Et j’écris ces lignes dans ma chambre, une sale petite chambre, sous les combles, ouverte à tous les vents, aux froids de l’hiver, aux brûlantes chaleurs de l’été. Pas d’autres meubles qu’un méchant lit de fer et qu’une méchante armoire de bois blanc, qui ne ferme point et où je n’ai pas la place de ranger mes affaires… Pas d’autre lumière qu’une chandelle qui fume et coule dans un chandelier de cuivre… Ça fait pitié!… Si je veux continuer à écrire ce journal, ou seulement lire les romans que j’ai apportés et me tirer les cartes, il faudra que je m’achète de mon propre argent, des bougies… car, pour ce qui est des bougies de Madame… la peau!… comme disait monsieur Jean… Elles sont sous clé.

Demain, je tâcherai de m’arranger un peu… Au-dessus de mon lit, je clouerai mon petit crucifix de cuivre doré, et je mettrai sur la cheminée ma bonne vierge de porcelaine peinte, avec mes petites boîtes, mes petits bibelots et les photographies de monsieur Jean, de façon à introduire dans ce galetas un rayon d’intimité et de joie.

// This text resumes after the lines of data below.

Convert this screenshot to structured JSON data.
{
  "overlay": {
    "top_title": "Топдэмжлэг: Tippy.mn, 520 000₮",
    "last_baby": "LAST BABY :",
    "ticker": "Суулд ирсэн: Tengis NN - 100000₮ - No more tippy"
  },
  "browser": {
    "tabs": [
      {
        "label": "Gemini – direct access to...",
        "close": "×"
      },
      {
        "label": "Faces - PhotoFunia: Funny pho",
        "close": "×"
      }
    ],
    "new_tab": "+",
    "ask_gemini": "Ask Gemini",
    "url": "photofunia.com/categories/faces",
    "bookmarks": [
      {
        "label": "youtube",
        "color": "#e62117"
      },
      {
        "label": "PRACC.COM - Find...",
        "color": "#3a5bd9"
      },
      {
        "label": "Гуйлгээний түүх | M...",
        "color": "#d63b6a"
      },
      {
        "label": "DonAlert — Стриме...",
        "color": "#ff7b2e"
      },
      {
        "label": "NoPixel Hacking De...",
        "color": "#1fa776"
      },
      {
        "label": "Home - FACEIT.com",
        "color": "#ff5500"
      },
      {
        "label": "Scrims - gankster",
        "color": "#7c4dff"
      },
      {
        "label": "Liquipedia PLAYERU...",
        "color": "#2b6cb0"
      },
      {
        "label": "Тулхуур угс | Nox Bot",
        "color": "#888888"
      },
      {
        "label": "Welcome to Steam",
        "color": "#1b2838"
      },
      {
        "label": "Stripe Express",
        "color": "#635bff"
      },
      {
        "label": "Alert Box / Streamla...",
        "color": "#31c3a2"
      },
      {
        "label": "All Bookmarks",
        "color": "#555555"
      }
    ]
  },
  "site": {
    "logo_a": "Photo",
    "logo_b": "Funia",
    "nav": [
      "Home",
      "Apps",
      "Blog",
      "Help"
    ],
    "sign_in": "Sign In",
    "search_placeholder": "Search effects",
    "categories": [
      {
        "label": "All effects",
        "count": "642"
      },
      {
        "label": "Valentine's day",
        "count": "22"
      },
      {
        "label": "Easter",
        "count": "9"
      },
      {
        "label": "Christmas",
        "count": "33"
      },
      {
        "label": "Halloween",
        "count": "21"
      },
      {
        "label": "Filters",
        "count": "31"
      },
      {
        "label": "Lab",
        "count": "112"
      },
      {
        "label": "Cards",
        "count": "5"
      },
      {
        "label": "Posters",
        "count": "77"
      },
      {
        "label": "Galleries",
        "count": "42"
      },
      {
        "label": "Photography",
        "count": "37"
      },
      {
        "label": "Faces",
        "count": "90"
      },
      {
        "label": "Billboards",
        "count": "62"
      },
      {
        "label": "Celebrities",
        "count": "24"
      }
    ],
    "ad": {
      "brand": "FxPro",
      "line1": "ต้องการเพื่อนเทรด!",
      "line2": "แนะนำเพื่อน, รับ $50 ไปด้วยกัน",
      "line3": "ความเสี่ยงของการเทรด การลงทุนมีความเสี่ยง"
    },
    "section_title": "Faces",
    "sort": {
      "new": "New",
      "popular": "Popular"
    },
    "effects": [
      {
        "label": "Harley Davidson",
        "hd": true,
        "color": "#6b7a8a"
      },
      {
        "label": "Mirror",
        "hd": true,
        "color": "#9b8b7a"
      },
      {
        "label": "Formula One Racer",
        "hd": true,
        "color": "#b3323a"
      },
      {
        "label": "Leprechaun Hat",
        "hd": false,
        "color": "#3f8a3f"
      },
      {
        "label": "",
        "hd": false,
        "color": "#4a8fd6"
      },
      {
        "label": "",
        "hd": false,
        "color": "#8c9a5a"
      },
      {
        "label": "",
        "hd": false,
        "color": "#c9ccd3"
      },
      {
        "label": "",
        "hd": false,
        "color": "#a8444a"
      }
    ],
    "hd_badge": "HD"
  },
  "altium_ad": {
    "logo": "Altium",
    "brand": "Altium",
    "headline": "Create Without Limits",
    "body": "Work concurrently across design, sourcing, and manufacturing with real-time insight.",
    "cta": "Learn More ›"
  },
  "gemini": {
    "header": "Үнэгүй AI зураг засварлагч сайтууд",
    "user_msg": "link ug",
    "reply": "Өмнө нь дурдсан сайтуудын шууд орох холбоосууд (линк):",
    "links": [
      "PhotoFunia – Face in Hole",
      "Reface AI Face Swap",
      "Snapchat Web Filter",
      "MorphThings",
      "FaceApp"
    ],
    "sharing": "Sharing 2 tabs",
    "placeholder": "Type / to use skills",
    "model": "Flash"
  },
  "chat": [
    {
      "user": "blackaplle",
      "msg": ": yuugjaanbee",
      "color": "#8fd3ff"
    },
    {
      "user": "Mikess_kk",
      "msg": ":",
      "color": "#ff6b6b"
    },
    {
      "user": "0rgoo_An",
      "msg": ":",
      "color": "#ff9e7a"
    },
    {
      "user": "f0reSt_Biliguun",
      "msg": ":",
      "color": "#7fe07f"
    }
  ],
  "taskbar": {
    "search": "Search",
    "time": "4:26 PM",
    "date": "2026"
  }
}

La chambre de Marianne est voisine de la mienne. Une mince cloison la sépare et l’on entend tout ce qui s’y fait… J’ai pensé que Joseph, qui couche dans les communs, viendrait peut-être chez Marianne… Mais non… Marianne a longtemps tourné dans la chambre… Elle a toussé, craché, traîné des chaises, remué un tas de choses… Maintenant elle ronfle… C’est sans doute dans la journée qu’ils font ça!…

Un chien aboie, très loin, dans la campagne… Il est près de deux heures, et ma lumière va s’éteindre… Moi aussi, je vais être obligée de me coucher… Mais je sens que je ne pourrai pas dormir…

Ah! ce que je vais me faire vieille, dans cette baraque!… Non, là, vrai!